Mississippi Legislature
- Long title AN ACT TO CREATE NEW SECTION 29-18-1, MISSISSIPPI CODE OF 1972, TO CREATE THE "SAFER ACT" TO REGULATE GOVERNMENTAL BUILDINGS; TO CREATE NEW SECTION 29-18-3, MISSISSIPPI CODE OF 1972, TO PROVIDE LEGISLATIVE FINDINGS FOR THE ACT; TO CREATE NEW SECTION 29-18-5, MISSISSIPPI CODE OF 1972, TO PROVIDE DEFINITIONS FOR THE ACT; TO CREATE NEW SECTION 29-18-7, MISSISSIPPI CODE OF 1972, TO REQUIRE CERTAIN PUBLIC EDUCATION BUILDINGS TO HAVE EXCLUSIVE MALE AND/OR FEMALE RESTROOMS OR SINGLE-SEX OR FAMILY USE RESTROOMS AT A MINIMUM; TO CREATE NEW SECTION 29-18-9, MISSISSIPPI CODE OF 1972, TO REQUIRE CHANGING FACILITIES TO BE EXCLUSIVE MALE AND/OR FEMALE OR SINGLE-SEX OR FAMILY-USE AT A MINIMUM; TO CREATE NEW SECTION 29-18-11, MISSISSIPPI CODE OF 1972, TO REGULATE PUBLIC STUDENT HOUSING FOR SINGLE-SEX EDUCATIONAL HOUSING; TO CREATE NEW SECTION 29-18-13, MISSISSIPPI CODE OF 1972, TO REQUIRE SINGLE-SEX SOCIAL SORORITIES AND FRATERNITIES TO COMPLY WITH THE DEFINITIONS OF THIS ACT TO DESIGNATE HOUSING; TO CREATE NEW SECTION 29-18-15, MISSISSIPPI CODE OF 1972, TO REGULATE HOW PERSONS ENTER A SINGLE-SEX RESTROOM, CHANGING FACILITY OR EDUCATIONAL HOUSING SPACE; TO CREATE NEW SECTION 29-18-17, MISSISSIPPI CODE OF 1972, TO AUTHORIZE ASSERTION OF A VIOLATION OF THIS ACT; TO CREATE NEW SECTION 29-18-19, MISSISSIPPI CODE OF 1972, TO AUTHORIZE THE ATTORNEY GENERAL TO BRING ACTION REGARDING THE PROVISIONS OF THIS ACT; TO CREATE NEW SECTION 1-3-83, MISSISSIPPI CODE OF 1972, TO DEFINE THE TERMS "FEMALE," "MALE" AND "SEX"; AND FOR RELATED PURPOSES. ;
- Territorial extent: Mississippi
- Signed by: Tate Reeves
- Signed: May 13, 2024
- Effective: July 1, 2024

Summary
- Restricts access to single-sex facilities such as restrooms and locker rooms in schools to that of biological sex and not gender identity, and allows for lawsuits against those who violate the law.

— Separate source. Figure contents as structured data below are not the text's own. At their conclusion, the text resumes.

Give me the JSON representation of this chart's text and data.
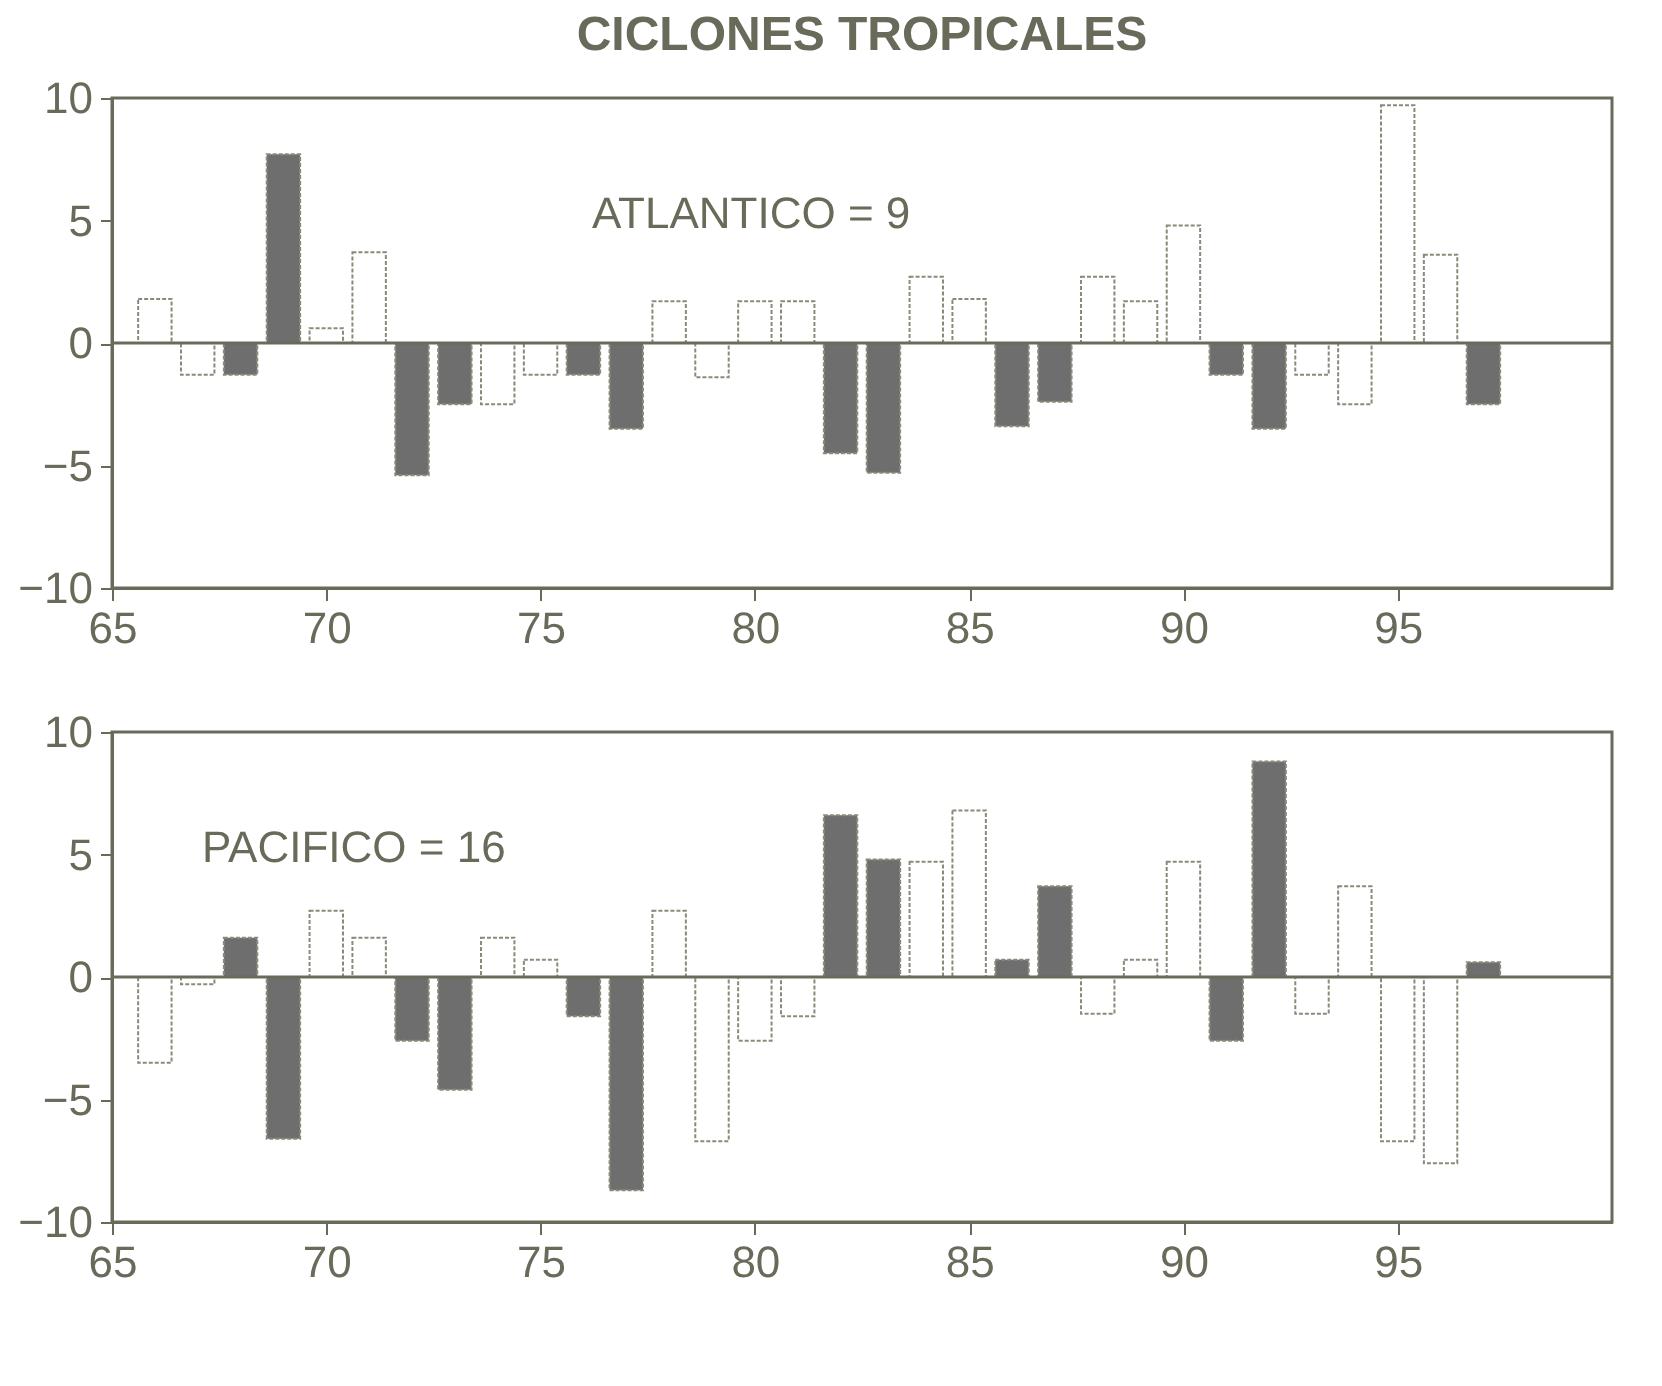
{
  "chart_data": [
    {
      "type": "bar",
      "title": "CICLONES TROPICALES",
      "annotations": [
        "ATLANTICO   = 9"
      ],
      "x": [
        66,
        67,
        68,
        69,
        70,
        71,
        72,
        73,
        74,
        75,
        76,
        77,
        78,
        79,
        80,
        81,
        82,
        83,
        84,
        85,
        86,
        87,
        88,
        89,
        90,
        91,
        92,
        93,
        94,
        95,
        96,
        97
      ],
      "values": [
        1.8,
        -1.3,
        -1.3,
        7.7,
        0.6,
        3.7,
        -5.4,
        -2.5,
        -2.5,
        -1.3,
        -1.3,
        -3.5,
        1.7,
        -1.4,
        1.7,
        1.7,
        -4.5,
        -5.3,
        2.7,
        1.8,
        -3.4,
        -2.4,
        2.7,
        1.7,
        4.8,
        -1.3,
        -3.5,
        -1.3,
        -2.5,
        9.7,
        3.6,
        -2.5
      ],
      "colors": [
        "#ffffff",
        "#ffffff",
        "#6e6e6e",
        "#6e6e6e",
        "#ffffff",
        "#ffffff",
        "#6e6e6e",
        "#6e6e6e",
        "#ffffff",
        "#ffffff",
        "#6e6e6e",
        "#6e6e6e",
        "#ffffff",
        "#ffffff",
        "#ffffff",
        "#ffffff",
        "#6e6e6e",
        "#6e6e6e",
        "#ffffff",
        "#ffffff",
        "#6e6e6e",
        "#6e6e6e",
        "#ffffff",
        "#ffffff",
        "#ffffff",
        "#6e6e6e",
        "#6e6e6e",
        "#ffffff",
        "#ffffff",
        "#ffffff",
        "#ffffff",
        "#6e6e6e"
      ],
      "xlim": [
        65,
        100
      ],
      "xticks": [
        65,
        70,
        75,
        80,
        85,
        90,
        95
      ],
      "ylim": [
        -10,
        10
      ],
      "yticks": [
        -10,
        -5,
        0,
        5,
        10
      ]
    },
    {
      "type": "bar",
      "annotations": [
        "PACIFICO   = 16"
      ],
      "x": [
        66,
        67,
        68,
        69,
        70,
        71,
        72,
        73,
        74,
        75,
        76,
        77,
        78,
        79,
        80,
        81,
        82,
        83,
        84,
        85,
        86,
        87,
        88,
        89,
        90,
        91,
        92,
        93,
        94,
        95,
        96,
        97
      ],
      "values": [
        -3.5,
        -0.3,
        1.6,
        -6.6,
        2.7,
        1.6,
        -2.6,
        -4.6,
        1.6,
        0.7,
        -1.6,
        -8.7,
        2.7,
        -6.7,
        -2.6,
        -1.6,
        6.6,
        4.8,
        4.7,
        6.8,
        0.7,
        3.7,
        -1.5,
        0.7,
        4.7,
        -2.6,
        8.8,
        -1.5,
        3.7,
        -6.7,
        -7.6,
        0.6
      ],
      "colors": [
        "#ffffff",
        "#ffffff",
        "#6e6e6e",
        "#6e6e6e",
        "#ffffff",
        "#ffffff",
        "#6e6e6e",
        "#6e6e6e",
        "#ffffff",
        "#ffffff",
        "#6e6e6e",
        "#6e6e6e",
        "#ffffff",
        "#ffffff",
        "#ffffff",
        "#ffffff",
        "#6e6e6e",
        "#6e6e6e",
        "#ffffff",
        "#ffffff",
        "#6e6e6e",
        "#6e6e6e",
        "#ffffff",
        "#ffffff",
        "#ffffff",
        "#6e6e6e",
        "#6e6e6e",
        "#ffffff",
        "#ffffff",
        "#ffffff",
        "#ffffff",
        "#6e6e6e"
      ],
      "xlim": [
        65,
        100
      ],
      "xticks": [
        65,
        70,
        75,
        80,
        85,
        90,
        95
      ],
      "ylim": [
        -10,
        10
      ],
      "yticks": [
        -10,
        -5,
        0,
        5,
        10
      ]
    }
  ]
}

= Mississippi Senate Bill 2753 =

2024 Mississippi law

Mississippi Senate Bill 2753 (SB 2753), also known as the Securing Areas for Females Effectively and Responsibly (SAFER) Act, is a 2024 law in the state of Mississippi that restricts access to student housing and restrooms, along with other related facilities, to that of biological sex and not gender identity. It was signed into law by Governor Tate Reeves on May 13, 2024, and took effect on July 1.

Senate Bill 2753 has been accused of being anti-transgender and seeking to remove legal recognition of transgender people. It is designed to build off of the Mississippi Fairness Act, a transgender sports ban.

== Provisions ==
Senate Bill 2753 requires schools in Mississippi to designate single-sex facilities, including bathrooms and locker rooms, among others. It defines man and woman according to biological sex. It allows for legal action if somebody discovers a transgender person using any specified facility that does not align with their biological sex, classifying it as an "invasion of privacy." The bill specifically notes that intersex people are not classified as a third sex. Exceptions under the law include assisting a child under 12 years old, assisting a disabled person, administering medical care, and other emergency situations. Schools cannot be sued due to the law. Another provision in SB 2753 states that if part of the law is declared unconstitutional by the courts, it is removed from the law to allow for the rest to remain in force.

== Reactions ==
=== Support ===
Governor Reeves, who signed the bill into law, stated that the bill would protect Mississippi's daughters, simultaneously attacking President Biden for "causing it to get to that point."
=== Opposition ===
The ACLU of Mississippi, in a statement to CNN, referred to SB 2753 as discriminatory.